DP-IMKP：满足个性化差分隐私的数据发布保护方法

doi:10.3778/j.issn.1002-8331.2201-0457

摘要/Abstract

摘要： 差分隐私因能提供强大的隐私保证，广泛应用于解决数据发布中的隐私保护问题。但是经差分隐私保护后的数据注入大量噪音，降低了数据可用性，且已有方法中，针对混合属性数据集发布的隐私保护研究成果较少和存在隐私预算分配不合理的问题。因此，提出一种基于个性化隐私预算分配的差分隐私混合属性数据发布方法（DP-IMKP）。
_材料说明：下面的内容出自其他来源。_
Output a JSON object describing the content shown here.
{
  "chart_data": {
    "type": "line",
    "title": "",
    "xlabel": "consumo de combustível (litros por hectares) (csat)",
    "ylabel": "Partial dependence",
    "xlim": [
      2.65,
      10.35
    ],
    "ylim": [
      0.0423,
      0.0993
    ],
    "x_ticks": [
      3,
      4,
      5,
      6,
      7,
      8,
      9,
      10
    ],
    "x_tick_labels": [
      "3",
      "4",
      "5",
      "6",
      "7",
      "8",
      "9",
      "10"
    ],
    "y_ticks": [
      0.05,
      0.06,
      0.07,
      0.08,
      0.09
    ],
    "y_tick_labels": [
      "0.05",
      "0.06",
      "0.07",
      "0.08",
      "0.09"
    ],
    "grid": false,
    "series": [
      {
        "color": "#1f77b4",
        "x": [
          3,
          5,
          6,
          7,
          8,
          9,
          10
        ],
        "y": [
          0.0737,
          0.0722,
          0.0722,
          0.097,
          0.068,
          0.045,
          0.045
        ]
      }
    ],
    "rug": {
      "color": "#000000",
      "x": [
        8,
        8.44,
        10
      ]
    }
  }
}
利用互信息与属性之间关联关系，提出一种敏感属性分级策略，使用户各属性重要程度得以量化，为不同级别的属性匹配对应的隐私保护程度；结合最优匹配理论，构造隐私预算与敏感属性之间的二部图，为各级敏感属性分配合理的隐私预算；结合信息熵和密度优化思想，对经典[k]-prototype算法中初始中心的选择和相异度度量方法进行改进，并对原始数据集进行聚类，利用各敏感属性分配的隐私预算，对聚类中心值进行差分隐私保护，防止隐私数据信息泄露。通过实验验证，DP-IMKP方法与同类方法相比，在提高数据可用性和降低数据泄露风险方面有明显优势。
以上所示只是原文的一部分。